So many maps

One of the great delights of golden age detective fiction is the plethora of maps that appear.

As I read through the recommended list of books from our conference speakers, three of the books I have just completed, Overture To Death by Ngaio Marsh, Look to The Lady by Margery Allingham and The Nine Tailors by Dorothy L. Sayers feature maps (and sometimes more than one such map) of the locations where the crimes take place. And one need look no further than Agatha Christie’s first Poirot novel The Mysterious Affair at Styles to complete your full house of all four Queens of Crime including a plan of the setting for the action. They are, of course, not alone in having this feature.  Fully half of the books I have been reading in preparation for the conference, by almost any of the golden age authors, have something of the kind.

This fascination with pictorial representations of the scene in no way indicates shortcomings in the descriptive powers of the writers. This is far from the case. It appears more to be adherence to a convention and bowing, therefore, to their audiences expectations.

It does make for an interesting diversion from the main business of reading the story to check the maps to follow routes taken by characters – do they seem to be sensible ways to get from A to B in the time available? Will the alibis stand up?

But sometimes, the layout is not significant to the plot. In that case, is the presence of the map in itself a giant red herring, implying that character’s movements around the setting for the events is of greater importance to the solution of whodunnit than is in fact necessary?

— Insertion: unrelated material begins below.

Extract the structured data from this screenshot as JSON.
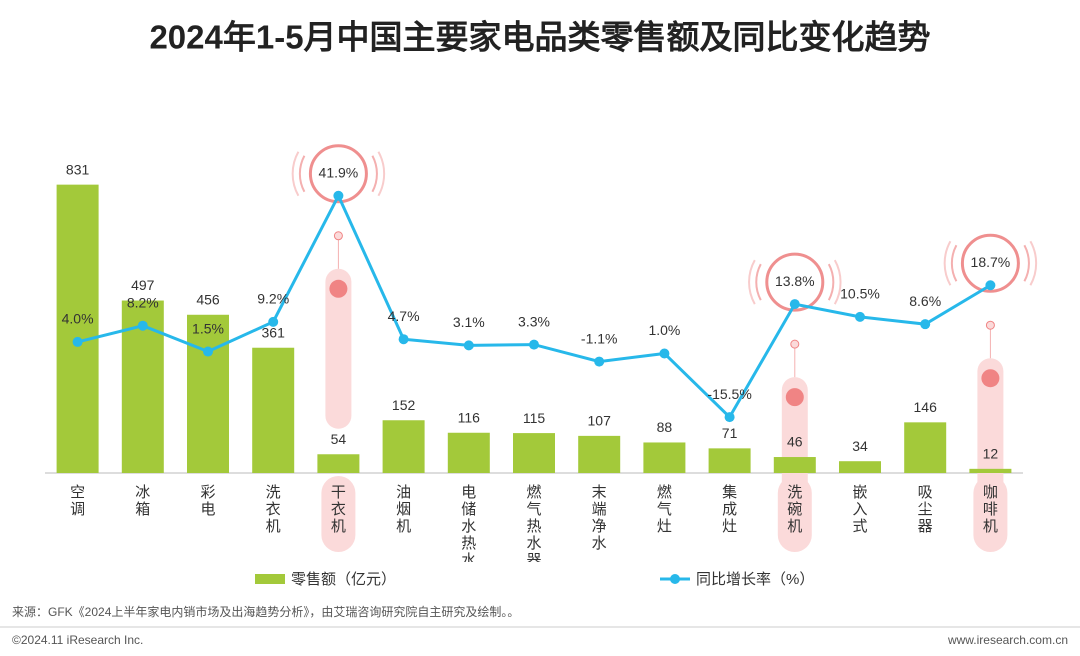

Perhaps this is why two other books I have also read recently, X v Rex by Philip Macdonald (writing as Martin Porlock) and Malice Aforethought by Frances Iles (aka Anthony Berkeley) do not use maps. Each is, in its way, consciously breaking with the traditions and conventions of the genre.  Neither is a classic whodunnit puzzle to be solved. The former is arguably the first attempt to portray a serial killer and reveal something of the killer’s psychology that drives them to commit the crimes; the latter is an inverted tale where you know the identity of the killer and the question is whether or not he will get away with the murder or be caught (wherein lies the suspense).